Save the file and exit the editor. In Vi, enter :wq.

Modify the Site

In order to demonstrate changing the application, we will be change the gceme cards from blue to orange.

  1. Open html.go and replace the two instances of blue with orange.
  2. Open main.go and change the version number from 1.0.0 to 2.0.0. The version is defined in this line:

const version string = "2.0.0"

Kick Off Deployment

Commit and push your changes. This will kick off a build of your development environment.

git add Jenkinsfile html.go main.go
git commit -m "Version 2.0.0"
git push origin new-feature

After the change is pushed to the Git repository, navigate to the Jenkins user interface where you can see that your build started for the new-feature branch It can take up to a minute for the changes to be picked up.

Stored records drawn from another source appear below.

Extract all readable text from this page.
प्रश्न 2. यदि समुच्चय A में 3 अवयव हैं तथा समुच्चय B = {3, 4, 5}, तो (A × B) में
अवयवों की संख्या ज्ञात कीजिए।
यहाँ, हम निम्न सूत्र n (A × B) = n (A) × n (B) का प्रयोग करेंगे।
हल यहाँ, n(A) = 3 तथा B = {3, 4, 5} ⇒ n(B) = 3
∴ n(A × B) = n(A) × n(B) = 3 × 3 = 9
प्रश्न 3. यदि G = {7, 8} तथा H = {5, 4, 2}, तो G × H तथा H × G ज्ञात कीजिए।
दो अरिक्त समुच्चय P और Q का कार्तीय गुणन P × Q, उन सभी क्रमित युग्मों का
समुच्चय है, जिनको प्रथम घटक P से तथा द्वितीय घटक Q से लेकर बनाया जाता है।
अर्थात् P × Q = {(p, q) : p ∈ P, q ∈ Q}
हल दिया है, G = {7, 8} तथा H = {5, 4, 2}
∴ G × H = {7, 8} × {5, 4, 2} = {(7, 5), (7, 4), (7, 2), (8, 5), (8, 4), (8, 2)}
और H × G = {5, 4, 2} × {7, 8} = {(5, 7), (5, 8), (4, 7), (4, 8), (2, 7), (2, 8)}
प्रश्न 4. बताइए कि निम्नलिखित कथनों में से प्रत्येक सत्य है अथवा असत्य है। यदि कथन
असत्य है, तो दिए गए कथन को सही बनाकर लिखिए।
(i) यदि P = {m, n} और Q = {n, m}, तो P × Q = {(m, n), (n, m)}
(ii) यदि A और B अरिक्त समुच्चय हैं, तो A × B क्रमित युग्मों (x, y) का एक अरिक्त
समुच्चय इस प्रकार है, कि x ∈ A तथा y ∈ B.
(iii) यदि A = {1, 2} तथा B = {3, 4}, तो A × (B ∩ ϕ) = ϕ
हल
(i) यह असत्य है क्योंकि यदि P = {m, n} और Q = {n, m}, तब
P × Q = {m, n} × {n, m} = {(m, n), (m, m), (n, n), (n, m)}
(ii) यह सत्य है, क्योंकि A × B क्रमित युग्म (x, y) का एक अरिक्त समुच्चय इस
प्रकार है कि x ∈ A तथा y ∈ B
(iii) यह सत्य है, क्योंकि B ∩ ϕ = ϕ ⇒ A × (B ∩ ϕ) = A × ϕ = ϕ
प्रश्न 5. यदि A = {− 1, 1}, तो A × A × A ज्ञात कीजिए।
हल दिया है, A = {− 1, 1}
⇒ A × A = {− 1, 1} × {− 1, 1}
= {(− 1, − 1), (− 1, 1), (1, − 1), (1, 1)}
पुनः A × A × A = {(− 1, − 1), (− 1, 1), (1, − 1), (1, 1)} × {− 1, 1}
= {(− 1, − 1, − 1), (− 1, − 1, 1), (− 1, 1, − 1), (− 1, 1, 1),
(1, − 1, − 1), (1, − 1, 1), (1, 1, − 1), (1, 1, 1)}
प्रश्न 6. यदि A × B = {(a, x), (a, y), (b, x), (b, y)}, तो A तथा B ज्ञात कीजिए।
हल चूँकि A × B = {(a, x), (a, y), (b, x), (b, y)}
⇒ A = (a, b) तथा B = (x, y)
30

After the build is running, click the down arrow next to the build in the left navigation and select Console Output.

Track the output of the build for a few minutes and watch for the kubectl --namespace=new-feature apply... messages to begin. Your new-feature branch will now be deploying to your cluster.

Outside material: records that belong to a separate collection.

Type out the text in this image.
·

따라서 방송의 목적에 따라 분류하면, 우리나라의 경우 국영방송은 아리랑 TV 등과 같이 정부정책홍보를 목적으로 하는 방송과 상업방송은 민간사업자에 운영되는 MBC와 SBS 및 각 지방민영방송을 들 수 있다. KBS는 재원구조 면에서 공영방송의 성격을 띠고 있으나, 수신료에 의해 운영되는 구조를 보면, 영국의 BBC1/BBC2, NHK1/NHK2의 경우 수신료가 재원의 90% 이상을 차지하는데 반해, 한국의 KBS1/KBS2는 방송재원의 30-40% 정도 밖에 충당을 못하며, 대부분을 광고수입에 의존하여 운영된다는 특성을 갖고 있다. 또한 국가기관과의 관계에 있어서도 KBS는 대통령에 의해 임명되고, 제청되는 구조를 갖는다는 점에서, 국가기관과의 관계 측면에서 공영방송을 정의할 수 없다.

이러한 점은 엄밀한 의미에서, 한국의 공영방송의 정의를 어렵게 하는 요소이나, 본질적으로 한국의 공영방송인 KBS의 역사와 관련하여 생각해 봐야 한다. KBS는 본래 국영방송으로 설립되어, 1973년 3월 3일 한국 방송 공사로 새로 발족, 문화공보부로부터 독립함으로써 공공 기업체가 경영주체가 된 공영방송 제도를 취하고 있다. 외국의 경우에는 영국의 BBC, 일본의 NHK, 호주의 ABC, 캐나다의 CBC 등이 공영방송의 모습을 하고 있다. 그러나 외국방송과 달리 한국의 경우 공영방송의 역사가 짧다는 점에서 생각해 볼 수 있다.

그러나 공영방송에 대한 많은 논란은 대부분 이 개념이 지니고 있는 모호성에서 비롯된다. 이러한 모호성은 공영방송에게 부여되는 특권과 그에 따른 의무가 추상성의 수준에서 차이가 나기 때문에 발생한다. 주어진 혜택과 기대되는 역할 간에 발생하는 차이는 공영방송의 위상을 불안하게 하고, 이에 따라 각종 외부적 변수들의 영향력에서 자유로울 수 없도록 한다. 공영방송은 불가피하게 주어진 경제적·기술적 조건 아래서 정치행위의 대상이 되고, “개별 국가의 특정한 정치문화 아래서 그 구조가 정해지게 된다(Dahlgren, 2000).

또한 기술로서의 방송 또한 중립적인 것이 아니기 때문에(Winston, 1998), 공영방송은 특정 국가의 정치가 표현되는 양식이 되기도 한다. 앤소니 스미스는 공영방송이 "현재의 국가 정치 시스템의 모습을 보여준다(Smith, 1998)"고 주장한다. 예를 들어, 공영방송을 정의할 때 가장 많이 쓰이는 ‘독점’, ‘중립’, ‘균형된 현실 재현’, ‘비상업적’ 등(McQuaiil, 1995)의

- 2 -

In a development scenario, you wouldn't use a public-facing load balancer. To help secure your application, you can use kubectl proxy. The proxy authenticates itself with the Kubernetes API and proxies requests from your local machine to the service in the cluster without exposing your service to the Internet.

Start the proxy in the background.

kubectl proxy &

Verify that your application is accessible by sending a request to localhost and letting kubectl proxy forward it to your service. You should see it respond with 2.0.0, which is the version that is now running.

curl http://localhost:8001/api/v1/proxy/namespaces/new-feature/services/gceme-frontend:80/version

Now that we have verified that our app is running our latest code in the development environment, lets deploy that code to the canary environment.

Create a canary branch and push it to the Git server.

git checkout -b canary
git push origin canary

In Jenkins, you should see the canary pipeline has kicked off. Once complete, you can check the service URL to ensure that some of the traffic is being served by your new version. You should see about 1 in 5 requests returning version 2.0.0.

export FRONTEND_SERVICE_IP=$(kubectl get -o jsonpath="{.status.loadBalancer.ingress[0].ip}" --namespace=production services gceme-frontend)
while true; do curl http://$FRONTEND_SERVICE_IP/version; sleep 1;  done

You can stop this command by pressing Ctrl-C.

Now that our canary release was successful and we haven't heard any customer complaints, we can deploy to the rest of our production fleet.

Create a canary branch and push it to the Git server.

git checkout master
git merge canary
git push origin master

In Jenkins, you should see the master pipeline has kicked off. Once complete, you can check the service URL to ensure that all of the traffic is being served by your new version, 2.0.0. You can also navigate to the site using your browser to see your orange cards.

export FRONTEND_SERVICE_IP=$(kubectl get -o jsonpath="{.status.loadBalancer.ingress[0].ip}" --namespace=production services gceme-frontend)
while true; do curl http://$FRONTEND_SERVICE_IP/version; sleep 1;  done

You can stop this command by pressing Ctrl-C.